You are correct. There were changes and bugs found in the logic that
were resolved on 3.4.0. See
https://issues.apache.org/SpamAssassin/show_bug.cgi?id=5503
I've got a few questions:
1) How does SpamAssassin derive and sum the "body_only" and
"head_only" points? It doesn't look like the body_only points
correspond to any scores from individual tests.

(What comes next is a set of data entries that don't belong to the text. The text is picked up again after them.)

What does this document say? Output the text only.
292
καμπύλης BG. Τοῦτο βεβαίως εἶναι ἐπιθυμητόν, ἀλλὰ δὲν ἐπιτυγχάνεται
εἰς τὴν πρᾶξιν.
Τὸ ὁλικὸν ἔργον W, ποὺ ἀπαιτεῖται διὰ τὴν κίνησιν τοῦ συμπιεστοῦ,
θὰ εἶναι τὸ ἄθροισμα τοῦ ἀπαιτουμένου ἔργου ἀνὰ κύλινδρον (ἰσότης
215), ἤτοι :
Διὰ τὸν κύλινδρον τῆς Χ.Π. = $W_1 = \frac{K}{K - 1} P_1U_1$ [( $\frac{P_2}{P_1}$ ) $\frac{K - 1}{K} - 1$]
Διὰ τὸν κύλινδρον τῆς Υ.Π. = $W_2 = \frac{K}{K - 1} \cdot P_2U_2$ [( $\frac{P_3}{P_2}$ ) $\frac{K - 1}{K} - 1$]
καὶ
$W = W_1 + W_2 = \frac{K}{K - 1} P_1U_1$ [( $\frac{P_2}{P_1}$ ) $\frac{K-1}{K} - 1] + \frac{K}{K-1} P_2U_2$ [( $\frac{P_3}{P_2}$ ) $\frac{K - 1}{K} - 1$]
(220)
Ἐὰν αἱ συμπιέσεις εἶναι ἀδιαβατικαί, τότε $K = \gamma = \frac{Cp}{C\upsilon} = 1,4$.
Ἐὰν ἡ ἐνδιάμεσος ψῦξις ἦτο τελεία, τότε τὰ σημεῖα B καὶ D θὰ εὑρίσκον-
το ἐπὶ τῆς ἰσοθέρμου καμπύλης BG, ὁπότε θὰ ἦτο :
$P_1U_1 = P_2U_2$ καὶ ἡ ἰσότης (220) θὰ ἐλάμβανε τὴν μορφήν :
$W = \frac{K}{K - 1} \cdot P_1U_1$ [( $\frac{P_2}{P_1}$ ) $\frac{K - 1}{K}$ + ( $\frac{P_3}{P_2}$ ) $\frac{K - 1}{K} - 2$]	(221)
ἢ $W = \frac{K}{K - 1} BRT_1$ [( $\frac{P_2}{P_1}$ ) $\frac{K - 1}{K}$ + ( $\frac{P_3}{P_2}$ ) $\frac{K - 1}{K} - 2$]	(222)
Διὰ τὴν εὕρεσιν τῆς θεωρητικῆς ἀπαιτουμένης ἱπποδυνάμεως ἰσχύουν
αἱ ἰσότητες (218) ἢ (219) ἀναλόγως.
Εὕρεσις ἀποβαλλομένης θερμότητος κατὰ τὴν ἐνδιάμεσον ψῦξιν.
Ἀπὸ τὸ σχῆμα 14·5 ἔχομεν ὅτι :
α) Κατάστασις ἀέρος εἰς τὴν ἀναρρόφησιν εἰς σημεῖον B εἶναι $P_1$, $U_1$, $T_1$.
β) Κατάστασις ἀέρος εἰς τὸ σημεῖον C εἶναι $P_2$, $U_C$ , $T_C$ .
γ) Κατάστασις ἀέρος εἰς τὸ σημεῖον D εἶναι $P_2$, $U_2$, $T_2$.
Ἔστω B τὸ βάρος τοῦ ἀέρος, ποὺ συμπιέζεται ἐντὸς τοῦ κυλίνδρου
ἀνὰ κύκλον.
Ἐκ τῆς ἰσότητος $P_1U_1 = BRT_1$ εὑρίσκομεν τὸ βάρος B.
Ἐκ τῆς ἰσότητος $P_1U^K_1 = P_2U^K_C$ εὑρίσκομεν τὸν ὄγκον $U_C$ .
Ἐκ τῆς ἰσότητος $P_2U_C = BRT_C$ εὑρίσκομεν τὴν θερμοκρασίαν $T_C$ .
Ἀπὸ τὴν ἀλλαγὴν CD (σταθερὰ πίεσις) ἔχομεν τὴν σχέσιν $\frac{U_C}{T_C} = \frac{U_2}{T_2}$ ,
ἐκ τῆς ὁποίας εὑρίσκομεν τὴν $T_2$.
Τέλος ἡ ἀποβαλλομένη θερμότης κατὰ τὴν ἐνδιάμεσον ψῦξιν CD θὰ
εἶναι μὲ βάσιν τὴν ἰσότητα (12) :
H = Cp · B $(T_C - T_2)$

There is a test_type flag. It was sometimes lost in previous parsing of
messages.
2) How can we affect the configuration, to increase the number of
spam e-mails being auto-learned?
3) Instead, do we need to completely change our strategy for how
we're using Bayes?
I will leave Bayes comments to other experts but in general, I believe
you will find that some sort of NON automated learning will produce
better results. My concern with auto-learning is you are just
self-perpetuating any flaws in the current classification not really
helping to stop new and different spam. I will likely setup a flamewar
if I continue discussing Bayes.
Perhaps you can buy a six pack for AXB and convince him to add his $0.04
on Bayes. He's the resident expert.
regards,
KAM